Que le vieux goût romain préside à nos repas !
Apprenons à nous deux comme il est bon de vivre,
Faisons nos plus doux chants et notre plus beau livre,
         Le livre que l’on n’écrit pas.

Tressaille mollement sous la main qui te flatte.
Quand le tendre lilas, le vert et l’écarlate,
L’azur délicieux, l’ivoire aux fiers dédains,
Le jaune fleur de soufre aimé de Véronèse
Et le rose du feu qui rougit la fournaise
         Éclateront sur les jardins,

Nous irons découvrir aussi notre Amérique !
L’Eldorado rêvé, le pays chimérique
Où l’Ondine aux yeux bleus sort du lac en songeant,
Où pour Titania la perle noire abonde,
Où près d’Hérodiade avec la fée Habonde
         Chasse Diane au front d’argent !
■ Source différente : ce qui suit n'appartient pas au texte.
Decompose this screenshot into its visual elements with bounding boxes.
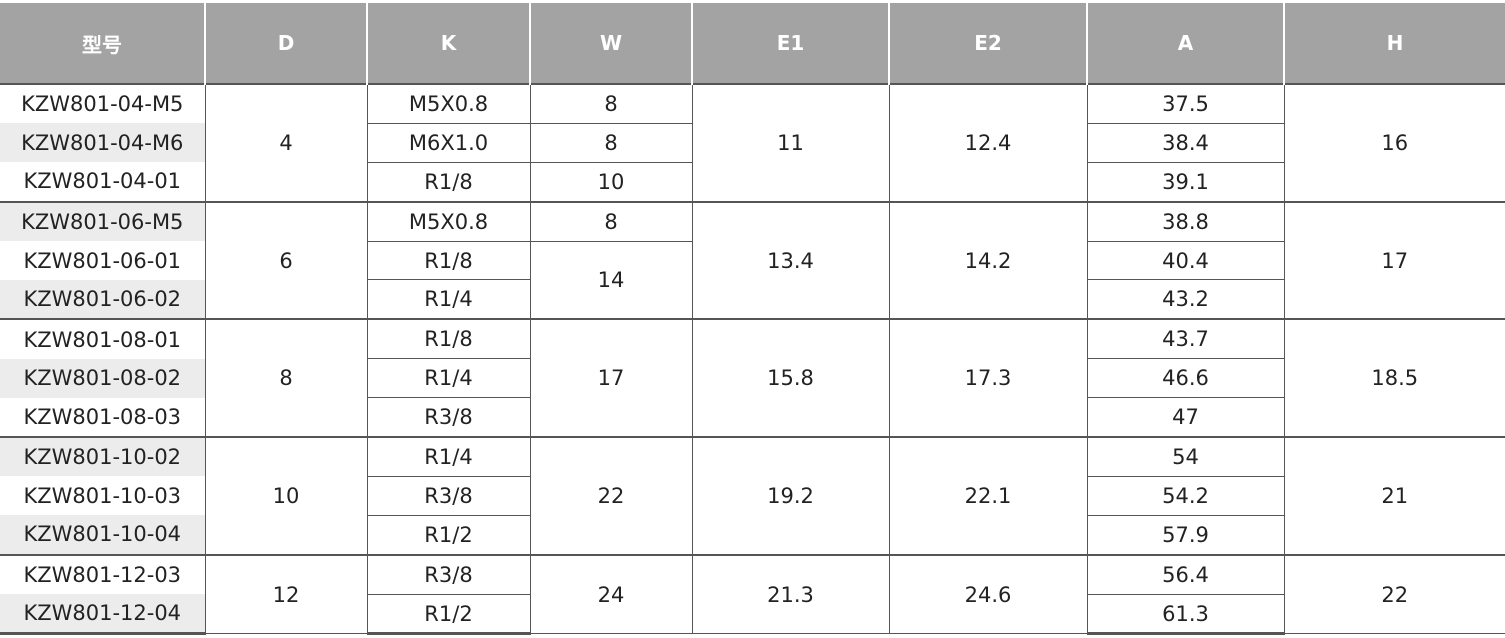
k-cell: R1/4: [366, 358, 531, 399]
h-cell: 22: [1283, 553, 1505, 635]
k-cell: R1/8: [366, 318, 531, 360]
a-cell: 39.1: [1086, 161, 1284, 203]
table-row: KZW801-04-M6 M6X1.0 8 38.4: [0, 122, 1505, 163]
model-cell: KZW801-08-03: [0, 397, 206, 438]
a-cell: 38.4: [1086, 122, 1284, 163]
header-cell: E1: [691, 3, 889, 84]
a-cell: 37.5: [1086, 82, 1285, 124]
w-cell: 8: [529, 82, 693, 124]
k-cell: R1/8: [366, 161, 531, 203]
model-cell: KZW801-10-02: [0, 436, 206, 477]
h-cell: 21: [1283, 436, 1505, 556]
table-body: KZW801-04-M5 4 M5X0.8 8 11 12.4 37.5 16 KZW801-0…: [0, 82, 1505, 636]
model-cell: KZW801-10-03: [0, 476, 206, 516]
d-cell: 12: [204, 553, 368, 635]
model-cell: KZW801-12-04: [0, 594, 206, 636]
table-row: KZW801-06-02 R1/4 43.2: [0, 279, 1505, 320]
a-cell: 43.2: [1086, 279, 1284, 320]
table-row: KZW801-10-02 10 R1/4 22 19.2 22.1 54 21: [0, 436, 1505, 556]
a-cell: 56.4: [1086, 553, 1285, 595]
w-cell: 8: [529, 200, 693, 242]
a-cell: 40.4: [1086, 240, 1284, 281]
model-cell: KZW801-04-M6: [0, 123, 206, 163]
w-cell: 8: [529, 122, 693, 163]
table-row: KZW801-04-M5 4 M5X0.8 8 11 12.4 37.5 16: [0, 82, 1505, 203]
header-cell: 型号: [0, 3, 205, 84]
e1-cell: 19.2: [691, 436, 890, 556]
k-cell: M6X1.0: [366, 122, 531, 163]
e2-cell: 22.1: [888, 436, 1088, 556]
d-cell: 10: [204, 436, 368, 556]
d-cell: 8: [204, 318, 368, 438]
k-cell: R3/8: [366, 475, 531, 516]
header-cell: K: [366, 3, 530, 84]
table-row: KZW801-06-01 R1/8 14 40.4: [0, 240, 1505, 320]
k-cell: M5X0.8: [366, 200, 531, 242]
table-row: KZW801-04-01 R1/8 10 39.1: [0, 161, 1505, 203]
k-cell: R1/2: [366, 514, 531, 556]
w-cell: 24: [529, 553, 693, 635]
h-cell: 16: [1283, 83, 1505, 203]
model-cell: KZW801-04-M5: [0, 82, 206, 124]
table-row: KZW801-10-04 R1/2 57.9: [0, 514, 1505, 556]
a-cell: 47: [1086, 397, 1284, 438]
table-row: KZW801-06-M5 6 M5X0.8 8 13.4 14.2 38.8 17: [0, 200, 1505, 320]
header-row: 型号 D K W E1 E2 A H: [0, 3, 1505, 84]
k-cell: R1/4: [366, 436, 531, 477]
table-row: KZW801-12-03 12 R3/8 24 21.3 24.6 56.4 22: [0, 553, 1505, 635]
k-cell: R3/8: [366, 553, 531, 595]
e2-cell: 17.3: [888, 318, 1088, 438]
a-cell: 57.9: [1086, 514, 1284, 556]
k-cell: R1/2: [366, 593, 531, 636]
header-cell: W: [529, 3, 692, 84]
table-row: KZW801-12-04 R1/2 61.3: [0, 593, 1505, 636]
w-cell: 22: [529, 436, 693, 556]
e1-cell: 11: [691, 83, 890, 203]
header-cell: D: [204, 3, 367, 84]
a-cell: 54.2: [1086, 475, 1284, 516]
header-cell: A: [1086, 3, 1284, 84]
k-cell: R3/8: [366, 397, 531, 438]
header-cell: E2: [888, 3, 1087, 84]
h-cell: 18.5: [1283, 318, 1505, 438]
e1-cell: 15.8: [691, 318, 890, 438]
k-cell: M5X0.8: [366, 82, 531, 124]
k-cell: R1/4: [366, 279, 531, 320]
e2-cell: 14.2: [888, 200, 1088, 320]
model-cell: KZW801-10-04: [0, 515, 206, 555]
table-row: KZW801-08-03 R3/8 47: [0, 397, 1505, 438]
model-cell: KZW801-06-M5: [0, 200, 206, 242]
e2-cell: 24.6: [888, 553, 1088, 635]
w-cell: 14: [529, 240, 693, 320]
e2-cell: 12.4: [888, 83, 1088, 203]
k-cell: R1/8: [366, 240, 531, 281]
model-cell: KZW801-06-01: [0, 241, 206, 280]
a-cell: 46.6: [1086, 358, 1284, 399]
table-row: KZW801-10-03 R3/8 54.2: [0, 475, 1505, 516]
h-cell: 17: [1283, 200, 1505, 320]
spec-table: 型号 D K W E1 E2 A H KZW801-04-M5 4 M5X0.8 8 11 12.4 37…: [0, 3, 1505, 636]
e1-cell: 13.4: [691, 200, 890, 320]
a-cell: 54: [1086, 436, 1285, 477]
a-cell: 43.7: [1086, 318, 1285, 360]
model-cell: KZW801-08-01: [0, 318, 206, 359]
model-cell: KZW801-08-02: [0, 358, 206, 398]
a-cell: 38.8: [1086, 200, 1285, 242]
model-cell: KZW801-06-02: [0, 279, 206, 320]
e1-cell: 21.3: [691, 553, 890, 635]
w-cell: 10: [529, 161, 693, 203]
table-row: KZW801-08-01 8 R1/8 17 15.8 17.3 43.7 18.5: [0, 318, 1505, 438]
d-cell: 6: [204, 200, 368, 320]
header-cell: H: [1283, 3, 1505, 84]
d-cell: 4: [204, 83, 368, 203]
w-cell: 17: [529, 318, 693, 438]
a-cell: 61.3: [1086, 593, 1284, 636]
model-cell: KZW801-12-03: [0, 553, 206, 595]
model-cell: KZW801-04-01: [0, 162, 206, 202]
Mais pour l’heure qu’il est, sur nos vitres gothiques
Brillent des fleurs de givre et des lys fantastiques ;
Tu soupires des mots qui ne sont pas des chants,
Et tes beaux seins polis, plus blancs que deux étoiles,
Ont l’air, à la façon dont ils tordent leurs voiles,
         De vouloir s’en aller aux champs.